A 40,000 sq. ft. building will house faculty offices, a weight-lifting facility, locker rooms, an auditorium and four classrooms. Synthetic turf will be installed to replace the natural grass. These features are included in the central plant, field house and fields project, which amount to $49.5 million, more than half of the $90.2 million provided for Phase 1. The central plant alone will cost at least $35 million. Practice fields are included in the project, which means the renovation of DeVore Stadium, the field house and synthetic turf totaling approximately $14.5 million. Prop R is a $389 million project passed by voters in November 2008.
March 31, 2014 is the target completion date for the stadium. Terry Davis, dean of the school of health and athletics, said completion of football facilities will create a domino effect.
“When we’re finished, our (existing) area will be given to the math and science department,” he said. “And the School of Social Sciences, Business and Humanities will move to the Math, Science and Engineering area.”
Governing Board President Humberto Peraza said many current board members were not holding office when the original decisions about stadium renovations were made. He said improvements to academic facilities are a priority.
“I’m very excited about Math, Science and Engineering getting its own facilities over there (where the gym and P.E. buildings now exist),” said Peraza.
Head football coach Ed Carberry said he likes the idea of his players not having to run back-and-forth from class to class.
“The entire health department is gonna move there instead of being scattered all over campus,” he said.
Carberry said DeVore Stadium renovations will serve the entire district.
“We’re all gonna benefit,” said Carberry. “We’re supposed to be here, as a community college, for the community.”
Although the term “field house” is synonymous with sports, Davis said it will serve many purposes.

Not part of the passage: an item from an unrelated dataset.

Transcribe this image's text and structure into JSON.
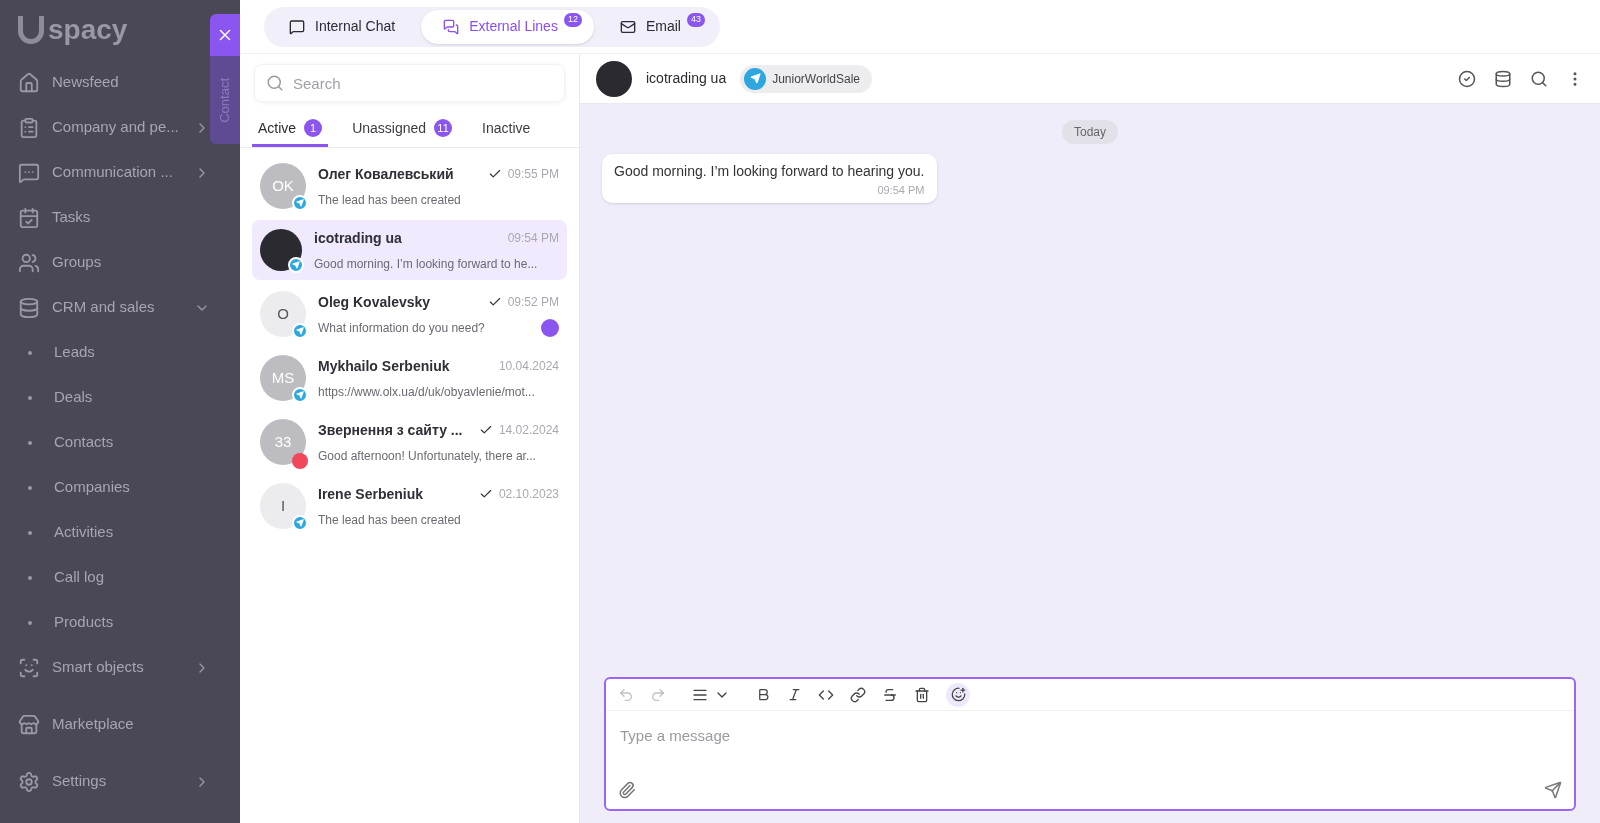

“Our facilities are used not only by students, not only by athletics, but by the community,” he said. “I always thought the field house to be an educational building sitting on a football field. All our facilities are used for exercise science, which is a transferable class to a four-year college. We get double the use by using it for athletics.”
Renovations were long overdue, according to Davis, since the athletics department was left out of the Prop AA bond more than 10 years ago.
“At some point you just have to build new,” he said. “And why not do it now when we have funds for it and it was approved?”